Ice Age 'magic' stone engravings discovered in Jersey could be Britain's oldest art
What could be the Britain's oldest "art' has been discovered at an Ice Age hunter gatherer settlement in Jersey. The Les Varines site dates back 15,000 years and was home to the Magdalenian culture – one of the later cultures of the Upper Paleolithic period in western Europe.
The site has been subject to excavation for the past five years and during this time, over 5,000 stone artefacts have been uncovered. But in the summer of 2015, archaeologists came across something unusual, finding fragments of engraved stone.
The three fragments show traces of fine engraved lines and are believed to be 14,000 years old. Incised stones have been found in Magdalenian sites in Germany and France in the past where they were thought to have had a magical or religious purpose.
These fragments were found in a small corner of some trenches near to a concentration of burnt bone. Silvia Bello, from the Natural History Museum in Lonodn, is now studying the fragments. She said: "We are at an early stage in our investigations, but we can already say the stones are not natural to the site, they show clear incised lines consistent with being made by stone stools, and they do not have any obvious functional role. Engraved works of abstract or figurative art on flat stones are part of the Magdalenian cultural package and one exciting possibility is that this is what we have here."

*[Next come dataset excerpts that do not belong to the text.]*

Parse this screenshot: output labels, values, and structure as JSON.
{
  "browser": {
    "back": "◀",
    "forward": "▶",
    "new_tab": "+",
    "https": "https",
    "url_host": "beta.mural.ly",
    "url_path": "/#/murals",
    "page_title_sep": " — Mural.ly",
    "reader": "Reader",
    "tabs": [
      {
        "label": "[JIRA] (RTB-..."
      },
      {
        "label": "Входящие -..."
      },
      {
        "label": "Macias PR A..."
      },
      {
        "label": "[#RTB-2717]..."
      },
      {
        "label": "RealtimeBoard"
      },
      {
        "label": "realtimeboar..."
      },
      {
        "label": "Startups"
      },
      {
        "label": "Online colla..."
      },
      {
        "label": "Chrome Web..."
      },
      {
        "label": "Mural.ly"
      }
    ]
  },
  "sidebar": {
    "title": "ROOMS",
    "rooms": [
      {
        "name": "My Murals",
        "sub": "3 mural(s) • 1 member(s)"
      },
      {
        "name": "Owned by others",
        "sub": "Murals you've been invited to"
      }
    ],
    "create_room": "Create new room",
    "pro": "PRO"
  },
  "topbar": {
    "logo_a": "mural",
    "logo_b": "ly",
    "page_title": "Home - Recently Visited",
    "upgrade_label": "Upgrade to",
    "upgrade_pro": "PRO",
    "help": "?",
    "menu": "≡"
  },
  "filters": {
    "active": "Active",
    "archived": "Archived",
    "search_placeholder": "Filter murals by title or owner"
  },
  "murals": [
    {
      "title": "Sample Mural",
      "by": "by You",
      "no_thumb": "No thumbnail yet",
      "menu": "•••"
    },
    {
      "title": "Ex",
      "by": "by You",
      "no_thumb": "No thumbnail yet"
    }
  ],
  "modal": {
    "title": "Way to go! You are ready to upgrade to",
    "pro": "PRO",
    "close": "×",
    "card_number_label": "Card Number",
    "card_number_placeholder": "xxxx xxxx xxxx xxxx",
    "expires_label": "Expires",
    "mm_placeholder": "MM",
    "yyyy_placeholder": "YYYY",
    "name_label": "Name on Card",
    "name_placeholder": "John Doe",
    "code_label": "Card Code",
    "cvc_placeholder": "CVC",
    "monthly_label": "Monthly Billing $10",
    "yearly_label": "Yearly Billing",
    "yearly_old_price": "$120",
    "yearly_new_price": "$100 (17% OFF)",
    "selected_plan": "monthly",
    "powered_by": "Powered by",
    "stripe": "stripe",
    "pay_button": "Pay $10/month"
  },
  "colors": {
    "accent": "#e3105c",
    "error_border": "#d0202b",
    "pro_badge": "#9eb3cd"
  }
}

Chantal Conneller, co-director of the project, added: "We knew from the beginning that Les Varines was an important site. There is nothing of its size or scale elsewhere in the British Isles but there are parallels in France and Germany. Previously we had recovered stone artefacts disturbed by later mud flows, but now it seems we have found the well-preserved edges of the settlement itself.

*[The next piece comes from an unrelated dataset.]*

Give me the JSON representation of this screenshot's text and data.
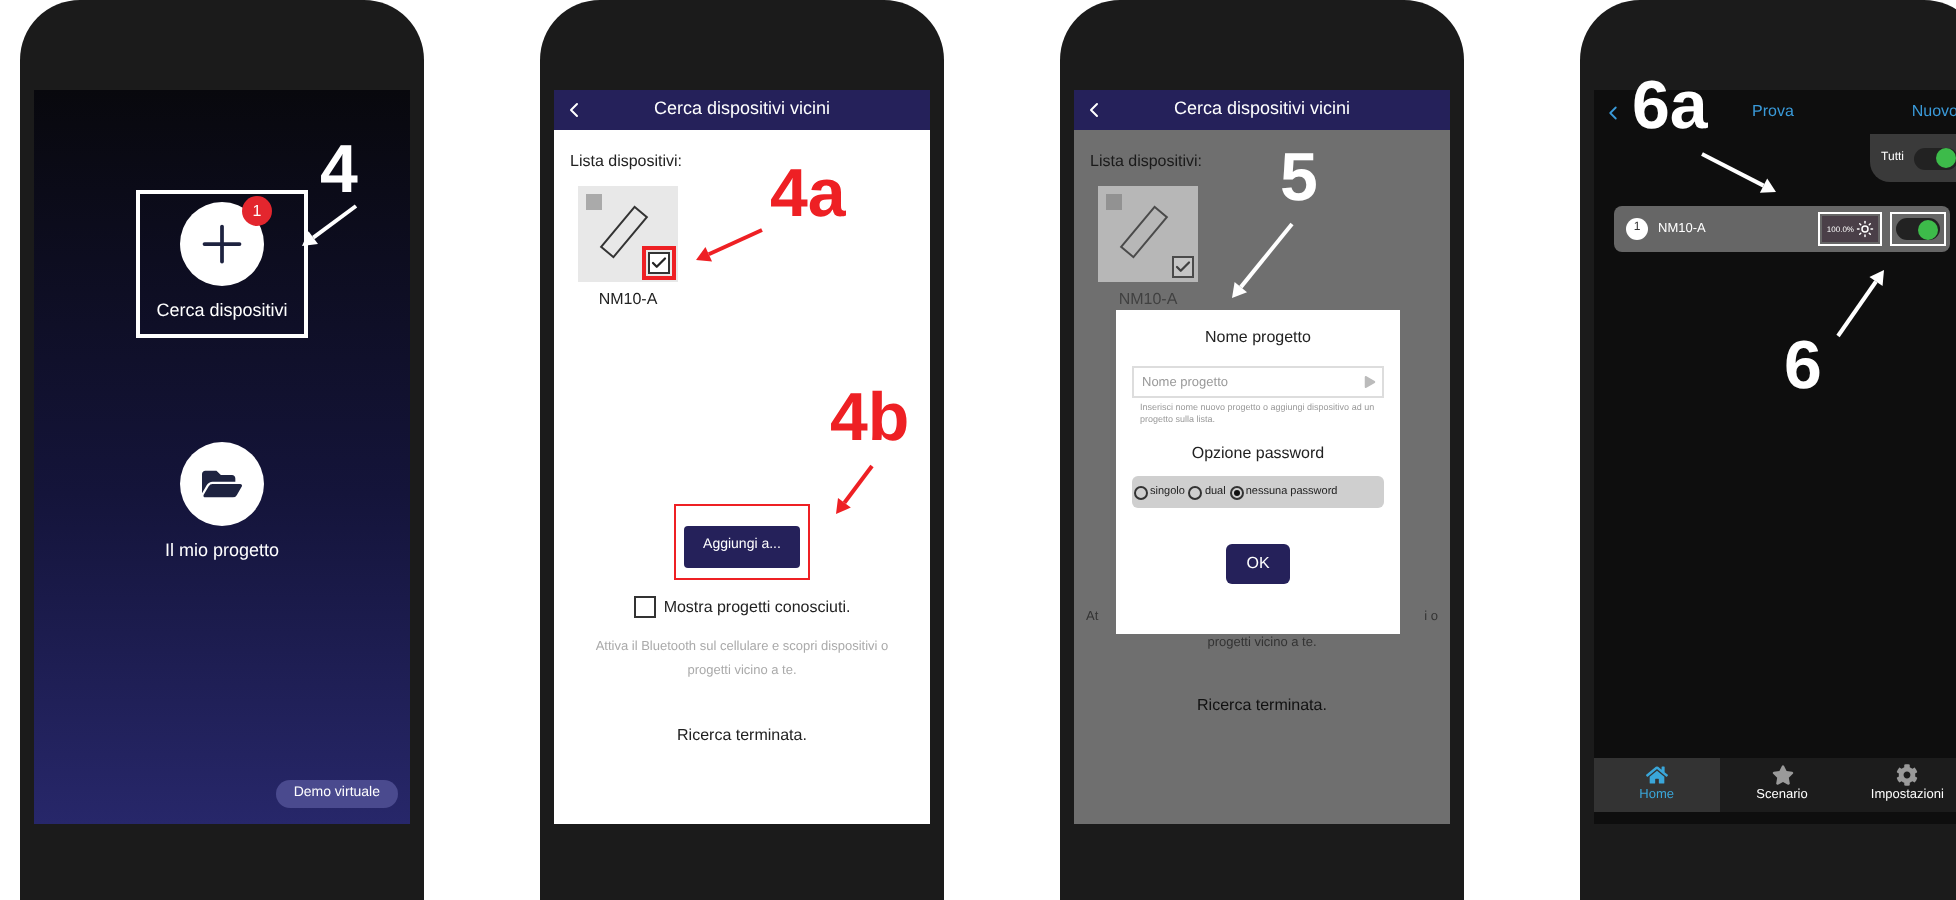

"Incised stones can be common on Magdalenian camps, many are known from sites in the Germany and the south of France, where they are often seen to have a magical or religious use. However they are rare in northern France and the British Isles, making this a significant find. Although we are not yet sure of the exact age of the campsite, it might well represent some of the first hunter-gather communities to recolonise the north of Europe after coldest period of the last Ice Age."
Researchers believe the site was home to a "significant hunter gatherer camp". It was situated on top of an ancient cliff line between an old sea stack and elevated land to the north. This would have provided protection from the elements.
Excavation leader Ed Blinkhorn said: "This has been the culmination of five years of patient work, tracing thousands of flint tools within slope deposits back to the mother lode. We knew a significant hunter-gatherer camp lay in this field and it seems we've finally found it."